The second part of the thesis presents a detailed analysis of the implementation of TDL that respects the denotational semantics given so far. We highlight especially the novel features of TDL w.r.t. other systems and study the advanced techniques we have employed in implementing the inference modules. Although we have presented two translation schemata from TDL into first-order logic (feature logic and definite equivalences), the implementation of TDL follows a different line, viz., implementing specialized inference engines for restricted domains of reasoning. This approach benefits from the fact that certain constraints can be processed more efficiently than others. Thus it makes sense to distribute the workload onto different components, instead of proposing a unique reasoner. This is in sharp contrast to many other systems which embody the transformation approach in a single inference engine. We start with a ``top-down'' description of the architecture of TDL in order to give a quick overview of the whole system. The next four chapters describe precisely the main inference engines of TDL, viz., (i) type hierarchy management and reasoning, (ii) symbolic simplifier, (iii) memoization of precomputed results, and (iv) parameterized type expansion.

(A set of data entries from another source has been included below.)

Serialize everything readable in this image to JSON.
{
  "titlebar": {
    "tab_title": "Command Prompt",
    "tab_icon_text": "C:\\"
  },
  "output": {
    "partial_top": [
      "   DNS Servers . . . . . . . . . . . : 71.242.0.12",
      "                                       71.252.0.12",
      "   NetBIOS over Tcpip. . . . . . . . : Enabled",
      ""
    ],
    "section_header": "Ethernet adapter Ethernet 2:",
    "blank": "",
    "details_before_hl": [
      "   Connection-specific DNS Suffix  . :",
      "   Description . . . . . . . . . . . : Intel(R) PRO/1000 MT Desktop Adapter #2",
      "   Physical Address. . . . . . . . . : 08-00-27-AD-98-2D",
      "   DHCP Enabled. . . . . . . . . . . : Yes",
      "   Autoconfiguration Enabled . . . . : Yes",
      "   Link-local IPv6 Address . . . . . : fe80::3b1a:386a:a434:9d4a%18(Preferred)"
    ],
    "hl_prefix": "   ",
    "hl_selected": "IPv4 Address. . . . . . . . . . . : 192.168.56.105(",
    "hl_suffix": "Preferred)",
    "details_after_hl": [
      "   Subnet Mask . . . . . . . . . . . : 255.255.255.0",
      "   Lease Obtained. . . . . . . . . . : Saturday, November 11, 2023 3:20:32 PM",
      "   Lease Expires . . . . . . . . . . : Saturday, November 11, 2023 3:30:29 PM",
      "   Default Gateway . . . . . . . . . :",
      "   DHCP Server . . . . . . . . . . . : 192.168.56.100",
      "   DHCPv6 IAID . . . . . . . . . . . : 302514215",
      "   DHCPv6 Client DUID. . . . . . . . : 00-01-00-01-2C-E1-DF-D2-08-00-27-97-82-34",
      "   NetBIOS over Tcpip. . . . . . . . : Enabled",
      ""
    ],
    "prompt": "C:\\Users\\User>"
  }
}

The last part of the thesis investigates the application of TDL in the well-known domain of computational morphology. We present a satisfactory framework that allow us to widen the scope of ``ordinary'' HPSG beyond the borders of syntax and semantics. We set up the necessary inventory for describing inflection and derivation in our framework. We argue that feature-based inheritance networks are the right framework for the specification of modern computational lexicons and that non-feature based formalisms can be neatly encoded in TDL. We then present our word-and-paradigm treatment of inflection. We argue that the central notion of paradigm should be defined directly in typed feature structures, and that it is more satisfactorily linked to syntactic/semantic information in this fashion. Hence, there is no longer a need for lexical rules. In order to describe allomorphy and morphotactics uniformly, we outline a general treatment for the representation of finite automata (FA) directly within the calculus of typed feature structures. We show how FA can be processed in this framework and furthermore present the correspondences to the closure properties of FA. The next chapter is the synthesis of the previous two. The representation of FA as a family of recursive typed feature structures immediately leads us to a tight coupling of morphotactics and morphophonemics in the same feature description language. Finally, the last chapter presents a novel approach to derivation which is fully in the spirit of HPSG.

We propose principles and rules, together with a rich hierarchical lexicon, that enables us to formulate "word grammars", similar to the HPSG proposal for phrasal/sentential grammars.